Just upgraded to Ubuntu 12.04 from 11.10 and the process was painless. I’ve been using Ubuntu from release 4.10 for which support finished in 2006 so it must have been released around 2004. In the early days upgrades were a bit of a lottery but of course at that stage PC’s were not the state of the art things they are nowadays. Usually there was an issue and the issue invariably centred around video drivers. However now the upgrade process is smooth and clean and that includes me using multiple screens!
“Ubuntu just works” – that was its tag line for years and indeed over the past several incarnations in my experience it does. If it needs a driver or app to do something it will go find it and install it for you, no fuss – unlike Windows which builds up your expectations only to dash them if it’s not something that Microsoft likes.
Of course the main selling point is that it’s all free.
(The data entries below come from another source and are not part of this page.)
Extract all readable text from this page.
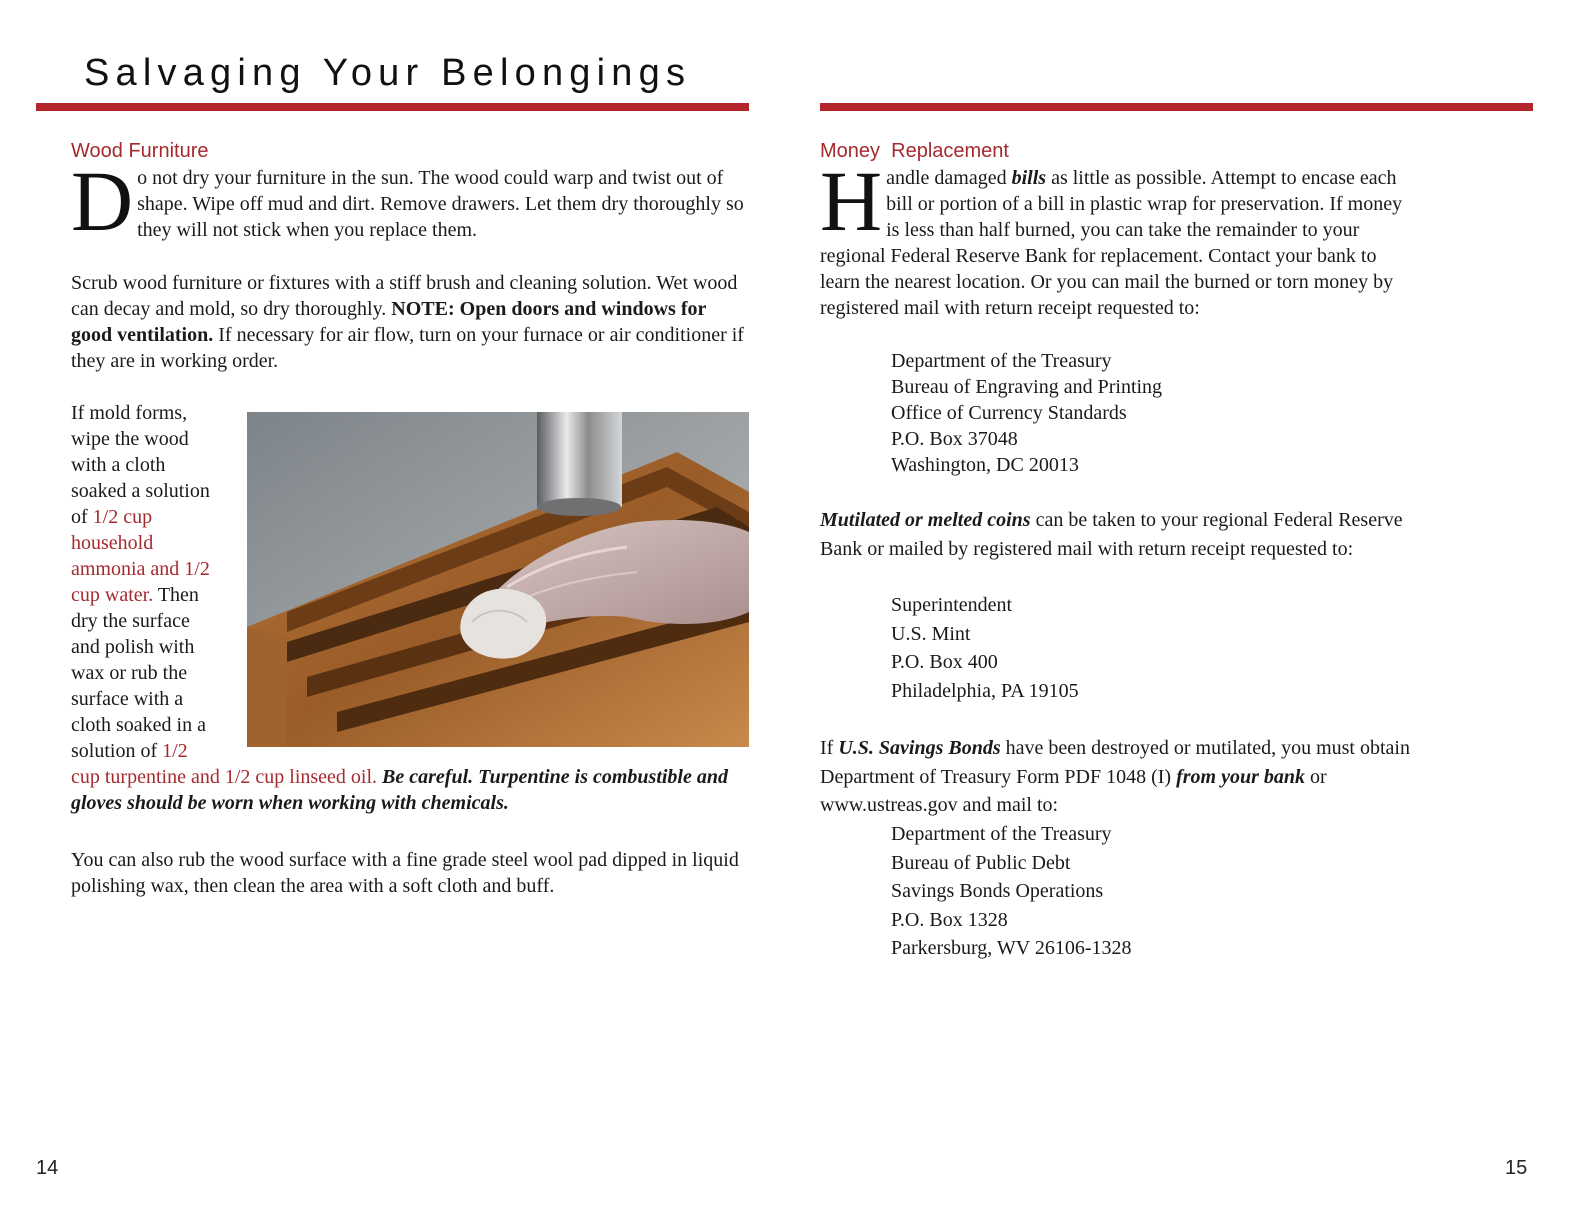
Salvaging Your Belongings
Wood Furniture

Do not dry your furniture in the sun. The wood could warp and twist out of shape. Wipe off mud and dirt. Remove drawers. Let them dry thoroughly so they will not stick when you replace them.

Scrub wood furniture or fixtures with a stiff brush and cleaning solution. Wet wood can decay and mold, so dry thoroughly. NOTE: Open doors and windows for good ventilation. If necessary for air flow, turn on your furnace or air conditioner if they are in working order.

If mold forms, wipe the wood with a cloth soaked a solution of 1/2 cup household ammonia and 1/2 cup water. Then dry the surface and polish with wax or rub the surface with a cloth soaked in a solution of 1/2 cup turpentine and 1/2 cup linseed oil. Be careful. Turpentine is combustible and gloves should be worn when working with chemicals.

You can also rub the wood surface with a fine grade steel wool pad dipped in liquid polishing wax, then clean the area with a soft cloth and buff.

Money  Replacement

Handle damaged bills as little as possible. Attempt to encase each bill or portion of a bill in plastic wrap for preservation. If money is less than half burned, you can take the remainder to your regional Federal Reserve Bank for replacement. Contact your bank to learn the nearest location. Or you can mail the burned or torn money by registered mail with return receipt requested to:

Department of the Treasury
Bureau of Engraving and Printing
Office of Currency Standards
P.O. Box 37048
Washington, DC 20013

Mutilated or melted coins can be taken to your regional Federal Reserve Bank or mailed by registered mail with return receipt requested to:

Superintendent
U.S. Mint
P.O. Box 400
Philadelphia, PA 19105

If U.S. Savings Bonds have been destroyed or mutilated, you must obtain Department of Treasury Form PDF 1048 (I) from your bank or www.ustreas.gov and mail to:

Department of the Treasury
Bureau of Public Debt
Savings Bonds Operations
P.O. Box 1328
Parkersburg, WV 26106-1328
14	15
Ubuntu’s version of Office is LibreOffice and it opens MS Office files easily and you can create new files and save them as MS Office versions – so no problem there then.
I mainly use Ubuntu rather than my Windows 7 machine (have a dual boot system) and for developers it runs VmWare Workstation/Player and Oracle’s VirtualBox if you want to try out multiple OS’s.
It may not be for everyone, but for those that want to try it you can create a bootable CD and try it on your own PC without doing any damage or installing anything – for the instructions on how to create a CD visit this link. http://www.ubuntu.com/download/help/try-ubuntu-before-you-install.
You can also create a bootable USB stick if you feel so inclined!